A tale riguardo, mette conto rammentare che, secondo quanto chiarito da questa Corte di legittimità sulla scorta delle indicazioni della Corte di Giustizia dell’Unione Europea nella sentenza 5 aprile 2016, C404/15, Aaranyosi e C659/15, Caldararu, il motivo di rifiuto della consegna correlato al "serio pericolo" che la persona venga sottoposta alla pena di morte, alla tortura o ad altre pene o trattamenti inumani o degradanti, impone di verificare, dopo aver accertato l’esistenza di un generale rischio di trattamento inumano da parte dello Stato membro (basandosi su "elementi oggettivi, attendibili, precisi e opportunamente aggiornati" sulle condizioni di detenzione vigenti nello Stato membro emittente e comprovanti la presenza di carenze sia sistemiche o comunque generalizzate, sia limitate ad alcuni gruppi di persone o a determinati centri di detenzione), se, in concreto, la persona oggetto del M.A.E. potrà essere sottoposta ad un trattamento inumano, sicché a tal fine può essere richiesta allo Stato emittente qualsiasi informazione complementare necessaria (Sez. 6, n. 23277 del 01/06/2016, Barbu, Rv. 267296).

Sicché oggetto di infondata ed illogica svalutazione da parte della Corte territoriale deve ritenersi l’allegazione del ricorrente circa il concreto rischio di sottoposizione a trattamenti inumani o degradanti derivante dalle gravi conseguenze ripetutamente prodotte nelle carceri belghe a seguito di scioperi o altre azioni collettive degli agenti penitenziari.

Si tratta infatti di situazioni più volte segnalate dal Comitato per la Prevenzione della Tortura del Consiglio d’Europa e che hanno recentemente condotto il Comitato, in mancanza dell’adozione di misure idonee, a emettere in data 13/7/2017, ai sensi dell’art. 10(2) della Convenzione istitutiva di detto Comitato, una Dichiarazione Pubblica con la quale si denuncia il rischio di assoggettamento di un gran numero di detenuti a trattamenti inumani e degradanti, ovvero all’aggravamento di condizioni detentive già intollerabili e all’esposizione dei detenuti a pericolo per la loro salute e la loro stessa vita (Sez. 6, Rizzo, cit.).

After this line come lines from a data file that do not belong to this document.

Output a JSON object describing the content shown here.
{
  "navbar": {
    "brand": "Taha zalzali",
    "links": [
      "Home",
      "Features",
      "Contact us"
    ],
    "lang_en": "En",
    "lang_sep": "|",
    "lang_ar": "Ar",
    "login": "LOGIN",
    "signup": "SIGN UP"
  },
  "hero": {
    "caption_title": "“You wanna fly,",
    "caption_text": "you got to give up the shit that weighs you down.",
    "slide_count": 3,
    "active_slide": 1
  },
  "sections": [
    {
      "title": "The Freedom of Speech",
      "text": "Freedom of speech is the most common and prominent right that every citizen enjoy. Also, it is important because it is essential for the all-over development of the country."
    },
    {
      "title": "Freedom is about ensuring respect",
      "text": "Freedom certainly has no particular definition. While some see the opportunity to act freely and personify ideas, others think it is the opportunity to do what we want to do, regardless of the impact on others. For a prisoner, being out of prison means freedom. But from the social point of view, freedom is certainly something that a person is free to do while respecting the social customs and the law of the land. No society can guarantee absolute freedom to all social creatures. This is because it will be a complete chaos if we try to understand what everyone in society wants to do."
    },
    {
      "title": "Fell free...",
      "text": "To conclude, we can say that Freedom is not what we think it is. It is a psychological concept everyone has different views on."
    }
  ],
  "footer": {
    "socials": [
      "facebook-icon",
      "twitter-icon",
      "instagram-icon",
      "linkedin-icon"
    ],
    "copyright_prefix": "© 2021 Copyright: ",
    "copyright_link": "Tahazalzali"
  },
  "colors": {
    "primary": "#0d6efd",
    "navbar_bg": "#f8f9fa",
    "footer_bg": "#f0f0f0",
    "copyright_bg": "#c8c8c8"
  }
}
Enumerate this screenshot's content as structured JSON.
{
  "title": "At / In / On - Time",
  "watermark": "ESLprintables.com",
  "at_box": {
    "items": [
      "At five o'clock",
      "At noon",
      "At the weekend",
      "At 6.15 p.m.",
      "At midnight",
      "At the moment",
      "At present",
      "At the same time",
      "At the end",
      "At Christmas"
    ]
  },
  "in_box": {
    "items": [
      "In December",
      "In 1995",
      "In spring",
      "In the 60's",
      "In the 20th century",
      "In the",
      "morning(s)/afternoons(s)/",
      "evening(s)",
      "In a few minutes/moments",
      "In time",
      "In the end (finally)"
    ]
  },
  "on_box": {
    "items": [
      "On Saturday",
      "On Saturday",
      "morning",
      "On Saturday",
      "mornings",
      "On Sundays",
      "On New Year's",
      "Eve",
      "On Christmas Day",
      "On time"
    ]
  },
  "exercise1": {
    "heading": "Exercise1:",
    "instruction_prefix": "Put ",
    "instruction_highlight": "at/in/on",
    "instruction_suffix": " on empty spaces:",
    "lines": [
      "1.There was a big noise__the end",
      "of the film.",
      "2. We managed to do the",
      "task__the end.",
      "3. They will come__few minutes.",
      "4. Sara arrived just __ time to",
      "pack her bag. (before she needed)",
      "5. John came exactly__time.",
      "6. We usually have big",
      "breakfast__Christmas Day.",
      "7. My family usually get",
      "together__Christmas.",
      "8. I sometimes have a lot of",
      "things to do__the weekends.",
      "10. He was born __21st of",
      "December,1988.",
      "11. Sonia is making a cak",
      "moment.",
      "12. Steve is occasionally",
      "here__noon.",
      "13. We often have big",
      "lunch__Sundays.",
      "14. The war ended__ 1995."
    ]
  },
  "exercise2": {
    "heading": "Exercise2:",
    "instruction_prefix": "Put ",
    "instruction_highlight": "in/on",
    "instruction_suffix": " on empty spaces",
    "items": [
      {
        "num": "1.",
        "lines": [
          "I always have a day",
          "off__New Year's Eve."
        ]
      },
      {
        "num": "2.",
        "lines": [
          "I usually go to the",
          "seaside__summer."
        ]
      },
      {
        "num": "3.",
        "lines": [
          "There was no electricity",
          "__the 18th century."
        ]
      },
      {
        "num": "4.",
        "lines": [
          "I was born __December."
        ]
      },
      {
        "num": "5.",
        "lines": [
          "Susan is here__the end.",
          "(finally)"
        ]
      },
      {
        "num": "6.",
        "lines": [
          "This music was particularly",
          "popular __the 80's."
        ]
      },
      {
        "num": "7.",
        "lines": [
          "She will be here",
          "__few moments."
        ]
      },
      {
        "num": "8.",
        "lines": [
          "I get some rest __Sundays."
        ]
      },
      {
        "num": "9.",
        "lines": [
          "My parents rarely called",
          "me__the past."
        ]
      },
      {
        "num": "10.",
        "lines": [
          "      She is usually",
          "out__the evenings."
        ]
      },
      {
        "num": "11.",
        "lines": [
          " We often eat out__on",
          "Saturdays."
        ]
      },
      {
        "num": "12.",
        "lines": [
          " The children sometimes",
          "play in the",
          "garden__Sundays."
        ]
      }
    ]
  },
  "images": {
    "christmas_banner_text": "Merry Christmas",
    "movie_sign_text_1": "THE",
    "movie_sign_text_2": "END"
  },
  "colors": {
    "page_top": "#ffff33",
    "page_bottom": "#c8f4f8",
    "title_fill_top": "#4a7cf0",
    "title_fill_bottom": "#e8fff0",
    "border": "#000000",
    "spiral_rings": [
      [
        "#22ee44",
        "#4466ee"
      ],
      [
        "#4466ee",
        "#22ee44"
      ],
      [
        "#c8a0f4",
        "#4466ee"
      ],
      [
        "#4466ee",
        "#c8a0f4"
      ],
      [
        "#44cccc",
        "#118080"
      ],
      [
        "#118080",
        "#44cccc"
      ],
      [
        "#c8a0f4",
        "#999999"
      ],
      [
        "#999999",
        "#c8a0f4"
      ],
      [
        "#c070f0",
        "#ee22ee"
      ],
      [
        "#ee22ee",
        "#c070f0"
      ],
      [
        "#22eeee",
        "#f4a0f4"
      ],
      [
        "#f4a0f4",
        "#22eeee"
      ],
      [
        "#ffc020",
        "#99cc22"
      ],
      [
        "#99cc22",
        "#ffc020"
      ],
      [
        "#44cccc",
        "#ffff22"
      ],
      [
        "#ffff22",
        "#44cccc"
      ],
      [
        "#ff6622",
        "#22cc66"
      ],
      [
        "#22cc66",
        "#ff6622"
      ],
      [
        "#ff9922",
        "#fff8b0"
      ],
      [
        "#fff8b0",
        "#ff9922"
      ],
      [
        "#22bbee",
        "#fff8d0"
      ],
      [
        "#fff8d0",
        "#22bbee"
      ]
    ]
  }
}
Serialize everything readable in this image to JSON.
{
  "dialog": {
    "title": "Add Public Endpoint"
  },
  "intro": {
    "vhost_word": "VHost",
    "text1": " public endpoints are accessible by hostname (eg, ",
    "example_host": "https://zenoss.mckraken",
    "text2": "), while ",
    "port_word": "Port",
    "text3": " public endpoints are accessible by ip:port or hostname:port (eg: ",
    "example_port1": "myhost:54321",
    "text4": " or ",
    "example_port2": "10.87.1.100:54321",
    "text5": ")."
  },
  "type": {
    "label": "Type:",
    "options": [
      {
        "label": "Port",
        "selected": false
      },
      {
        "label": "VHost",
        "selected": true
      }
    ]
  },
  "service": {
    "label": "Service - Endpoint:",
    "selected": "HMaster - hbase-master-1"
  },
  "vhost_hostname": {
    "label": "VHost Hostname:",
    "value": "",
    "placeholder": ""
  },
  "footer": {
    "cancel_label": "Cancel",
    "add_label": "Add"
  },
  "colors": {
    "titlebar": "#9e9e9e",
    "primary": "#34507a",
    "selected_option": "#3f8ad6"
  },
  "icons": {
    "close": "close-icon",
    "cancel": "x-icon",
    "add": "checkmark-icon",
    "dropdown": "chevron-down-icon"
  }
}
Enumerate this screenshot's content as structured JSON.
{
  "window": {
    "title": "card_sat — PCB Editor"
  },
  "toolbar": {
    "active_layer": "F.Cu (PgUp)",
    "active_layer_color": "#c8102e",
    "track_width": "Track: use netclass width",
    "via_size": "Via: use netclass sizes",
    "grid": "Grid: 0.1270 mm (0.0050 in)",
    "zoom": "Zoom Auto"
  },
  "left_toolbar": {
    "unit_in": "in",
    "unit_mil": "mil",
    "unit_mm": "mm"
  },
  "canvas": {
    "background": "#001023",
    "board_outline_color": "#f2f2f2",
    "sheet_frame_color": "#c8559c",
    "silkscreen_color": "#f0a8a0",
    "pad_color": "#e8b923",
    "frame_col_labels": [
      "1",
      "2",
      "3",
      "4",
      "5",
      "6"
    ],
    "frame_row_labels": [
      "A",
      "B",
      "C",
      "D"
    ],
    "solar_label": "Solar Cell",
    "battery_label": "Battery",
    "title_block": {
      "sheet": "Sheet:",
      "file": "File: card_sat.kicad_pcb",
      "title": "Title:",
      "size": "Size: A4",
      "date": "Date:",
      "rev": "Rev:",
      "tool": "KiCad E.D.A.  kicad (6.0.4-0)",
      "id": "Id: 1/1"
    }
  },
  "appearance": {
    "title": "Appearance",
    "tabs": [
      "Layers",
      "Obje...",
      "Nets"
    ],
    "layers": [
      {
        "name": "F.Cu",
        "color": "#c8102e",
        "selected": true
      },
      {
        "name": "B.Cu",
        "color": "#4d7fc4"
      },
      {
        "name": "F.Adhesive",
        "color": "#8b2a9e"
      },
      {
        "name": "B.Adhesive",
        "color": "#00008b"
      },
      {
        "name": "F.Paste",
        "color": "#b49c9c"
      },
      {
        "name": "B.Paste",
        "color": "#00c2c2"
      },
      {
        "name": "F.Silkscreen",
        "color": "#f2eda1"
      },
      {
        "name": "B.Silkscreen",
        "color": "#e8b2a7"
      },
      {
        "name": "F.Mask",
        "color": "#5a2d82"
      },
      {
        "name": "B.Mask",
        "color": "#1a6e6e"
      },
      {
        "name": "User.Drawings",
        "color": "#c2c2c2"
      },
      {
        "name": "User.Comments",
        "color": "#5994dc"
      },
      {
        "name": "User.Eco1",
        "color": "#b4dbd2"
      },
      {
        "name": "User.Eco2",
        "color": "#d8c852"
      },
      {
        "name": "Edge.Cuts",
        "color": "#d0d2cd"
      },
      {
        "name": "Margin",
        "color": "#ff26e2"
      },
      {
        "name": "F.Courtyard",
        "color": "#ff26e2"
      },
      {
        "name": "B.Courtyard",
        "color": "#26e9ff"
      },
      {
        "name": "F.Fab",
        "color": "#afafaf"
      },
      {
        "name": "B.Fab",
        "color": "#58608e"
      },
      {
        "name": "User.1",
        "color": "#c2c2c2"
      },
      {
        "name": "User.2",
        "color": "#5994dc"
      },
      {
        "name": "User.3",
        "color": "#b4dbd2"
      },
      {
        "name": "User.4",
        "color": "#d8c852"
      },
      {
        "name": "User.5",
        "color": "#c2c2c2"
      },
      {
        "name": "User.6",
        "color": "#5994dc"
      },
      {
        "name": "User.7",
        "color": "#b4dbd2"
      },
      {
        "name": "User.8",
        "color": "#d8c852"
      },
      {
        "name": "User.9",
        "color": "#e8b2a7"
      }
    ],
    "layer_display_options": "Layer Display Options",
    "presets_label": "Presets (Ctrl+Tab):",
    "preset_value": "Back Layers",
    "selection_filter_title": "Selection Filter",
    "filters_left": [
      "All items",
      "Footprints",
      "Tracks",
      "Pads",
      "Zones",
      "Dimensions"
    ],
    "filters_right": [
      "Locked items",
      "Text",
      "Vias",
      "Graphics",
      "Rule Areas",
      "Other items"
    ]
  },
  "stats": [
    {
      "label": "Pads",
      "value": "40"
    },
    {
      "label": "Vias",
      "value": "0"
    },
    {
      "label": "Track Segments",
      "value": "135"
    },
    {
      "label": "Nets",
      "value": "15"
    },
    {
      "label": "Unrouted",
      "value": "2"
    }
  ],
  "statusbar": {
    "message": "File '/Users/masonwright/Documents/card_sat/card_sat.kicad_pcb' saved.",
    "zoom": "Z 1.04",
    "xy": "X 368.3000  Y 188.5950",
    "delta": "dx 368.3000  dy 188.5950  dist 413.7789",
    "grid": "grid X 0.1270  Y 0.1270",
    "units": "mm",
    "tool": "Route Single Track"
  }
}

Tali rilievi sono stati in vero reiterati nel Rapporto del CPT in data 8/3/2018, relativo alla visita in Belgio effettuata dal Comitato dal 27 marzo al 6 aprile 2017. Dal "Sommario Esecutivo" di tale Rapporto risulta infatti testualmente che "il principio di cooperazione esistente tra il Comitato e le autorità di una parte della convenzione, richiede anche che siano adottate le misure necessarie per migliorare la situazione alla luce delle raccomandazioni formulate dal CPT.

A tale riguardo, la visita è stata senz’altro un’occasione per osservare miglioramenti, in particolare in termini di condizioni materiali nei nuovi istituti penitenziari e nella cura degli internati nel centro psichiatrico forense.

Il CPT ha anche preso atto degli sforzi compiuti per combattere la violenza della polizia e rafforzare le garanzie procedurali. Tuttavia, la situazione rimane preoccupante sotto molti aspetti, in particolare per quanto riguarda la cura dei prigionieri e degli internati nelle carceri. In questo contesto, la visita non ha mostrato alcun progresso concreto verso l’istituzione di un meccanismo effettivo che consenta il rispetto dei diritti fondamentali dei detenuti in tutte le circostanze, in particolare nel contesto di scioperi del personale penitenziario. Le gravi conseguenze di tali azioni continuano a essere motivo di grande preoccupazione per il CPT.

Il Comitato ritiene che l’incapacità delle autorità belghe di istituire un tale dispositivo potrebbe esporre un gran numero di detenuti a trattamenti inumani e degradanti (...).

Si ricorda che dopo diversi anni il dialogo con le parti sociali non ha ancora avuto esito positivo e il CPT è stato costretto a rilasciare una dichiarazione pubblica nel luglio 2017 al termine della procedura di cui all’art. 10, paragrafo 2 della Convenzione, invitando le autorità belghe e tutte le parti interessate, comprese le parti sociali, ad assumersi le proprie responsabilità e a trovare rapidamente una soluzione adeguata a risolvere questo problema di gravità eccezionale".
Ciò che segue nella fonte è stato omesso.